吴彧弓:从1985年“中国现代书法首展”开始,现代书法成为一种富有开拓性的现代艺术形式。1989年,您展出了“最初四个系列”作品,创作这批作品的状态是什么?在“85新潮”前后,“现代书法”和“传统书法”分别遭遇了怎样的境地?

邱振中:“85新潮”对大家都有触动,但是书法几乎从未被纳入“85新潮”,“85新潮”中有一些文字作品,但不是书法。从70年代后期到80年代,中国现代书法的兴起与日本现代书法的传播有关,比如1977年在苏州举办的日本现代书法展览,还有1986年翻译出版的《日本现代书法》。然而书法界大部分书家对此不以为然,他们觉得日本现代书法不好,但它确实刺激了想革新的书写者。我在1989年办了一次个展,想在日本现代书法之外,探索中国现代书法的可能性,寻找一条属于中国自己的道路,所以我把展览命名为“最初的四个系列”。这里所说的“最初”,不仅指向我个人,更重要的是指向中国书法界。从读硕士研生开始我就相信,书法可以衍生出一种特殊的当代艺术。

吴彧弓:您创作过“从西厢记到马蒂斯”等当代水墨系列作品,将中国传统书画与西方当代艺术有机融合。

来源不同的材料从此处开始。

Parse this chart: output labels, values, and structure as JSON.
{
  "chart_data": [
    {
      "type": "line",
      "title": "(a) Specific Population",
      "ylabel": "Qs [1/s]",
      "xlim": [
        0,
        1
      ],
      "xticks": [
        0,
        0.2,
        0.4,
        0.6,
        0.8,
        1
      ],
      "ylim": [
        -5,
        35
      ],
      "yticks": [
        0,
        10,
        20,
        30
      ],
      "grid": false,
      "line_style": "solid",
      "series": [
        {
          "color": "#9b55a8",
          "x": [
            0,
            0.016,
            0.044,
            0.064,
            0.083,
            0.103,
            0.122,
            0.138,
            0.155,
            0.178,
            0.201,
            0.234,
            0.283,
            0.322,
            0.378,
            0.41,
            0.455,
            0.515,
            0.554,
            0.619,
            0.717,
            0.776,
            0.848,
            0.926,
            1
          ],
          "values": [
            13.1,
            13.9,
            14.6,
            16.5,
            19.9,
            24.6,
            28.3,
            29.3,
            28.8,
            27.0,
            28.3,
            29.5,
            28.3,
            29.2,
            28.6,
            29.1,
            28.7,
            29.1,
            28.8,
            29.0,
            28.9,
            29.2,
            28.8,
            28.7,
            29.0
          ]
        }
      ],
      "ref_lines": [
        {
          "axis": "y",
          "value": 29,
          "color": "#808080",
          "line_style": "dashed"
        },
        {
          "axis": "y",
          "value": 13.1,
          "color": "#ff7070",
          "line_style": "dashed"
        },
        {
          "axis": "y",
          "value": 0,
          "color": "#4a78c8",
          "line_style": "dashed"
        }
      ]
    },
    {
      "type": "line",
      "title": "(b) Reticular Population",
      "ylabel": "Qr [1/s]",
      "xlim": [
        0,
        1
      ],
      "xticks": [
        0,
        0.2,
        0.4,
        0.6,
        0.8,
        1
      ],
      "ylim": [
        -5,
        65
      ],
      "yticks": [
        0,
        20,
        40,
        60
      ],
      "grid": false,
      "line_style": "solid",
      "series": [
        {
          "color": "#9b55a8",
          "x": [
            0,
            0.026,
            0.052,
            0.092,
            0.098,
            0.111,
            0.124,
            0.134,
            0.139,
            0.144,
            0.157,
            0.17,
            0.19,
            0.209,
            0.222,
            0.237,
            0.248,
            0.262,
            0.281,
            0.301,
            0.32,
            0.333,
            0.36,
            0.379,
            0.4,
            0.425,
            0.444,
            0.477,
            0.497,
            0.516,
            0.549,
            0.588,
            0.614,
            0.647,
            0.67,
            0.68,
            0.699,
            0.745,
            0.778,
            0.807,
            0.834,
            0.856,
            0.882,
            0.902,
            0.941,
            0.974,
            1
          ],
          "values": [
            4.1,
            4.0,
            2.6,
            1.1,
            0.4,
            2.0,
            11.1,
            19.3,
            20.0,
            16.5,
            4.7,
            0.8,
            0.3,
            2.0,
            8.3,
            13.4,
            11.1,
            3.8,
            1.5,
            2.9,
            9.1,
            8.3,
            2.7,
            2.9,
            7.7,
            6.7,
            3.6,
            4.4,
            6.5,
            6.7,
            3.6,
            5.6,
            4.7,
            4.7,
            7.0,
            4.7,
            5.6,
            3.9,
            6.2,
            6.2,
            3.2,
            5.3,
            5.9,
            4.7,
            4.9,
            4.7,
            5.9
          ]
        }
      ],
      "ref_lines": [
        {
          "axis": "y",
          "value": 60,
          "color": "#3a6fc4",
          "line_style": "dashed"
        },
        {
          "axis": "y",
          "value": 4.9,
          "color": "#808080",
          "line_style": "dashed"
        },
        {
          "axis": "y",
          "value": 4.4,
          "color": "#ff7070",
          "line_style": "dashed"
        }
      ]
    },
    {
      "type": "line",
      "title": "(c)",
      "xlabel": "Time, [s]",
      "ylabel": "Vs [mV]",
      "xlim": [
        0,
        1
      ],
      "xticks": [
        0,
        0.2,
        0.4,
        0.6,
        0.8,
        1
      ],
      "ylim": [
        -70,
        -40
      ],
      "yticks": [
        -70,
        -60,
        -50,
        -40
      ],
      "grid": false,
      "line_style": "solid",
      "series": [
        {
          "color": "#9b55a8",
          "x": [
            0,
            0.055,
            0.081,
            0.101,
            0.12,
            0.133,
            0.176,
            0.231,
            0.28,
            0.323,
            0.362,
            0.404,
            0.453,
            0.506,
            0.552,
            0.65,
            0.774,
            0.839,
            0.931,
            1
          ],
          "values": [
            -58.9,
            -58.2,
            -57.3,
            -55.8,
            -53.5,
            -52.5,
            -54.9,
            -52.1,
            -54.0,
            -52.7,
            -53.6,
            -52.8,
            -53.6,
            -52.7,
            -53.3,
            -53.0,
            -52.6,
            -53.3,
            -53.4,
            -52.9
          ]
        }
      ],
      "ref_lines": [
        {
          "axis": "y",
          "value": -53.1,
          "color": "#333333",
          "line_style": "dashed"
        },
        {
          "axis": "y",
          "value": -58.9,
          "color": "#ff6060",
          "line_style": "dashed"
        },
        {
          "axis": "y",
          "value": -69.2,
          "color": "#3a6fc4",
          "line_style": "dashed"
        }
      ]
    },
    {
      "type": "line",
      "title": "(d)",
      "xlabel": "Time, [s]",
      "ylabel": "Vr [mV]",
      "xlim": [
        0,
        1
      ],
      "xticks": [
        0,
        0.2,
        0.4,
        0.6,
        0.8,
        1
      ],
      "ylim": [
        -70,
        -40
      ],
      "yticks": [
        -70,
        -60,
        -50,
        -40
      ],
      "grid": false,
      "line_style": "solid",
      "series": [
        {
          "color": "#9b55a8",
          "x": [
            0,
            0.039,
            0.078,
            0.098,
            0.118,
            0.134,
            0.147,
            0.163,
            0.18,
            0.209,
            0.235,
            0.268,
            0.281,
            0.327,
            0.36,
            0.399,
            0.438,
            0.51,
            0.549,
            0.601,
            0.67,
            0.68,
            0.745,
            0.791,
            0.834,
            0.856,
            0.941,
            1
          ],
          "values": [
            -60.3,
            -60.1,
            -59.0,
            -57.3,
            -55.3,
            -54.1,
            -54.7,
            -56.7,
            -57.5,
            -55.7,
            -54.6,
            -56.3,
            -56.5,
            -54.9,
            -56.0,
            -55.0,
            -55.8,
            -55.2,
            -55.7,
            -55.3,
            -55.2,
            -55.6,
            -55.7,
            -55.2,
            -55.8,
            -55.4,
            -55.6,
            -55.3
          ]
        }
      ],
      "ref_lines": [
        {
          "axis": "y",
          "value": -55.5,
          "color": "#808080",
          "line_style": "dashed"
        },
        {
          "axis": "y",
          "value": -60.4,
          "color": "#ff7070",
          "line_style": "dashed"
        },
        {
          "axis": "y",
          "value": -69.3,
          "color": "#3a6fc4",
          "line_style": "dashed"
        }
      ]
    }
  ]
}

这一时期书法界做此类探索的现象多不多?您当时的创作理念是是什么?

邱振中:书法界进行此类探索的人很少。2003年我创作了一组作品《状态-Ⅶ》,这些作品告诉我,凭我驾驭线条和空间的能力,我可以去画任何题材。随后我去巴黎待了两个月,天天都去美术馆,边看边构思我的下一批作品,但所有能想到的题材都被我否定了。临走的前一天,我突然想到,从传统观念来说,书法家最大的本事就是临摹,那么我为什么不去临摹西方当代名作,把它们临摹成我的风格的水墨?这可能比我去画任何东西都更有意义。这可以为中国当代水墨探寻一些重要问题的答案:中国水墨能不能从现当代艺术中转化一些有用的东西,以及转化的具体途径。我选中的是马蒂斯的作品,后来又觉得光临摹马蒂斯还不够,又加上明刻本《西厢记》版画的插图。这样,“从西厢记到马蒂斯”,其中包含足够的张力。

书法40年的成就与展望

吴彧弓:回顾40年来中国书法的发展,您最深的体会是什么?对于中国书法的未来,您又有怎样的展望和期待?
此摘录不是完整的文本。